Quando ancora non si parlava di “home theatre”, quando gli album si ascoltavano con una fonovaligia, quando c’erano ancora in circolazione le cartucce Stereo 8, uno dei regali più ambiti per il compleanno o la promozione era “lo stereo”; vale a dire un impianto per la riproduzione dei 33 giri in modalità stereofonica, cioè con due casse acustiche e la possibilità di bilanciare i suoni su due canali separati (adesso non stupisce nessuno, allora era quasi magia).

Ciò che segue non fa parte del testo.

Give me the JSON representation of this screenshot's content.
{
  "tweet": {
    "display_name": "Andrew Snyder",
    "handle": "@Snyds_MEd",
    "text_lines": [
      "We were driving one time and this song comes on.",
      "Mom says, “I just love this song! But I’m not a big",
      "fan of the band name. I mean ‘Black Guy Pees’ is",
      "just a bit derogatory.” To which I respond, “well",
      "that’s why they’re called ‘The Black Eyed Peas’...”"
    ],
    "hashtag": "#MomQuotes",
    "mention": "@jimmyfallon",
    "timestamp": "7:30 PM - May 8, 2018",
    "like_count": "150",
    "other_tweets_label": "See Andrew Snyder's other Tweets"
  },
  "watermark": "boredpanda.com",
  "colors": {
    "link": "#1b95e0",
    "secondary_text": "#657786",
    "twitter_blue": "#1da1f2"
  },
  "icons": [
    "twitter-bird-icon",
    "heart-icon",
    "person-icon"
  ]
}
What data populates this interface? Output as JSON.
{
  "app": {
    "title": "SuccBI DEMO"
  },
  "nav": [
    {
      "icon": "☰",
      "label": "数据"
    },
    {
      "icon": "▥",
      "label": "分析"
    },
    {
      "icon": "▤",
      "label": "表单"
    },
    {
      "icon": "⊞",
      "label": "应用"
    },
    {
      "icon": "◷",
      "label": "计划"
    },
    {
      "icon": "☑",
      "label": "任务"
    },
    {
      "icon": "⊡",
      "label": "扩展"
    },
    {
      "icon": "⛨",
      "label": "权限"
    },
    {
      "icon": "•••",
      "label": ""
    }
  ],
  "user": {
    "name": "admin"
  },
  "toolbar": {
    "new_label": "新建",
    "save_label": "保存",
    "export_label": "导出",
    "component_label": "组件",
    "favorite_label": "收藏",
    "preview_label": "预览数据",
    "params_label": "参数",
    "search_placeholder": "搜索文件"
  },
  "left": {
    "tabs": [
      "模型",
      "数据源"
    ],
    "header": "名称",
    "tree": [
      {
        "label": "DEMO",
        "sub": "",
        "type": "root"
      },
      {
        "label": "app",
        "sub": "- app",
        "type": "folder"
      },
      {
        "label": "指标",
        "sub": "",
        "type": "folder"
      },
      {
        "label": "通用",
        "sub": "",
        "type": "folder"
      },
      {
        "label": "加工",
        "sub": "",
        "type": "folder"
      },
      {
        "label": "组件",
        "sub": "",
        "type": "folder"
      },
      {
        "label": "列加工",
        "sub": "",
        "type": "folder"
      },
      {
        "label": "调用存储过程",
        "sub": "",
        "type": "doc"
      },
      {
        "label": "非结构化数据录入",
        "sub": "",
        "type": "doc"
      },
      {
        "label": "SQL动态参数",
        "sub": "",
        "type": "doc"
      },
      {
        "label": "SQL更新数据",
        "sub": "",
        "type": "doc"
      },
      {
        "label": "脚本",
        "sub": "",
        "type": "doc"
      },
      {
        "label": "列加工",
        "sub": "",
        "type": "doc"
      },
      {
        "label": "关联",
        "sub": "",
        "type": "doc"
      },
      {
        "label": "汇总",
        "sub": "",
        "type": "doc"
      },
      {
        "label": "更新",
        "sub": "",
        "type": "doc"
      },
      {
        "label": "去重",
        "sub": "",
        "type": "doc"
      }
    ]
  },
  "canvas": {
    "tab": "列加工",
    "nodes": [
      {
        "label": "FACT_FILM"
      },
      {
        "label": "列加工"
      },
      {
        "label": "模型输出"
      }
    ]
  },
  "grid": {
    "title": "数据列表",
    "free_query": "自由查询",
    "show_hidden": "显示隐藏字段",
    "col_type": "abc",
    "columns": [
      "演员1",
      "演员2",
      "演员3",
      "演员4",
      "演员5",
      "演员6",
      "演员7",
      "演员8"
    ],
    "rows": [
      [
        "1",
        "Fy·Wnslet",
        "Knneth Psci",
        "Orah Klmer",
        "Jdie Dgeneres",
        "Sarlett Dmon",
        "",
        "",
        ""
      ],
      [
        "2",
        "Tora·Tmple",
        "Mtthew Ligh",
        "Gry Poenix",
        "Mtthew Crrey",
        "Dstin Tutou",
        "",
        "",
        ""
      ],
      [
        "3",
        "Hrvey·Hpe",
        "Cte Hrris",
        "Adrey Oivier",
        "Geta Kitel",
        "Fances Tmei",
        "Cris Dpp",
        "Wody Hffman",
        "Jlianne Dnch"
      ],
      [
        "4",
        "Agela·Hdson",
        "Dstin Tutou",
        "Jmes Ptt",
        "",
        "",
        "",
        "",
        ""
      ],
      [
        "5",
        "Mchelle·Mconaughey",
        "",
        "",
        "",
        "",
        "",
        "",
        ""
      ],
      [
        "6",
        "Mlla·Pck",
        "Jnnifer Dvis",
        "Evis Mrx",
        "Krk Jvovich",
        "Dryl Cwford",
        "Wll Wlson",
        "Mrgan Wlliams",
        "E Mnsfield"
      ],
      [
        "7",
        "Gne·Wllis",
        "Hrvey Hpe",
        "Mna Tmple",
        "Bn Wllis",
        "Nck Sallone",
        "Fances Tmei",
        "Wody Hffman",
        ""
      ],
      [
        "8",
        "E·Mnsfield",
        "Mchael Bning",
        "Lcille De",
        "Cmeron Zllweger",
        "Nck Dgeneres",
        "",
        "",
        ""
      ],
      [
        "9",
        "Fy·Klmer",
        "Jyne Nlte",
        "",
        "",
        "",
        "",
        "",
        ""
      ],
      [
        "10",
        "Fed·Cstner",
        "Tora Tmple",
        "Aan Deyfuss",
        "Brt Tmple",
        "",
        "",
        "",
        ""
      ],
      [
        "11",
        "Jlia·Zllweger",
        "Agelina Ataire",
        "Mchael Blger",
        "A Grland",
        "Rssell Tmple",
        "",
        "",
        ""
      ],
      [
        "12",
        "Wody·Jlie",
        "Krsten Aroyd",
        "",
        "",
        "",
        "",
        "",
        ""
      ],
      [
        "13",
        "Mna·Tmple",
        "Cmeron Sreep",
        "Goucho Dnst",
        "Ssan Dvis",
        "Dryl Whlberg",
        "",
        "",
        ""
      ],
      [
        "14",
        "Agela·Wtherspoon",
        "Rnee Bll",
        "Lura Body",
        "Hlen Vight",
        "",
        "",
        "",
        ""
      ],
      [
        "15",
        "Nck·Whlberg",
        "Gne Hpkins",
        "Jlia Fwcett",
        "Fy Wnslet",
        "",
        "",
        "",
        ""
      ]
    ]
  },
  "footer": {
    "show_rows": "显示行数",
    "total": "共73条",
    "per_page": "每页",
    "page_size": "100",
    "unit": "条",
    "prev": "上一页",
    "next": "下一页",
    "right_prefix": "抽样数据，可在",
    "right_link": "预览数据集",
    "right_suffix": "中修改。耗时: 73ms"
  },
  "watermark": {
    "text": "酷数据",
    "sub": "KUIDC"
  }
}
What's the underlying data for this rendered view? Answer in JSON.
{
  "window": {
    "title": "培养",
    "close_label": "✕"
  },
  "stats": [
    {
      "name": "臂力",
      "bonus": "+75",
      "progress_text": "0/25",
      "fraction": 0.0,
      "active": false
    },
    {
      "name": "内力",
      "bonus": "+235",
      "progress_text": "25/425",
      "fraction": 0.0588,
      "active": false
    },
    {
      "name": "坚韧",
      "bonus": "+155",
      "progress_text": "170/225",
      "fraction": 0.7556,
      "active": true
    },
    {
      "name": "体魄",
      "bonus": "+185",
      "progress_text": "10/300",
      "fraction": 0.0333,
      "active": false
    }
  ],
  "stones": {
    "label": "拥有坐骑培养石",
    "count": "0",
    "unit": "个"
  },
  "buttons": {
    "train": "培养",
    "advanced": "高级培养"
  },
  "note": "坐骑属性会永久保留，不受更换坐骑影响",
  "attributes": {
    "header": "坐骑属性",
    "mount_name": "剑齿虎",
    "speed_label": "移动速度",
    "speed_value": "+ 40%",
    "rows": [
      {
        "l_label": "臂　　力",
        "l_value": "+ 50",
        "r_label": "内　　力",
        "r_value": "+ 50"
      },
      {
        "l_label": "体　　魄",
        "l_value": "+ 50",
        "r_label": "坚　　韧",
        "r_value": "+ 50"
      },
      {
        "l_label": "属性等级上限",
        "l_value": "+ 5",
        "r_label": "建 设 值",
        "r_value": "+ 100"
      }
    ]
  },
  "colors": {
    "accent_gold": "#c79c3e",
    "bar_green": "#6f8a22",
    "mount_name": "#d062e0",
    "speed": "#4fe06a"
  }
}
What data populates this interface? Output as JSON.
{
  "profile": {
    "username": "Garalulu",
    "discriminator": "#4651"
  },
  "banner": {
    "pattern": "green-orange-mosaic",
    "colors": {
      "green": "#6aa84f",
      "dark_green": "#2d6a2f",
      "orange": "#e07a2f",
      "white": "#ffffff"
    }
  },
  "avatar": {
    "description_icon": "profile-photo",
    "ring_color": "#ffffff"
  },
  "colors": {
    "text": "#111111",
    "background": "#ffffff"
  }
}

Parliamo degli anni a cavallo fra la fine dei Sessanta e l’inizio dei Settanta: nelle camerette dei ragazzi cominciavano a comparire gli “impianti stereo”, composti da un amplificatore, un giradischi, due altoparlanti. Nient’altro: niente equalizzatori, niente registratore, niente sintonizzatore radio… Ebbene: a partire dal 1973, chiunque fosse l’orgoglioso proprietario di un impianto stereo era anche, nel 99 per cento dei casi, anche l’orgoglioso proprietario di “Dark side of the moon” dei Pink Floyd.
Non c’era negozio di Hi-Fi che non utilizzasse questo album come disco dimostrativo per far apprezzare le caratteristiche e le qualità delle apparecchiature in vendita. In ogni “saletta d’ascolto”, prima o poi risuonava lo squillo della sveglia che apre “Time”, secondo brano della facciata A, oppure si sentiva il tintinnio di monete dell’inizio di “Money”. Ogni raccolta di dischi esibiva la copertina di cartoncino nero con il prisma in cui entra un raggio di luce bianca che ne viene scomposto nei sette colori dell’arcobaleno. Poi, col tempo, la stessa popolarità dell’album ha fatto sì che esso venisse “dimenticato”: può sembrare un paradosso, ma “Dark side of the moon” è uno dei dischi più presenti nelle case ma anche uno dei meno ascoltati.
Curiosamente, “Dark side of the moon” uscì prima negli Stati Uniti (l’1 marzo del 1973, cioè 45 anni fa) che in Gran Bretagna (dove raggiunse i negozi il 16 marzo).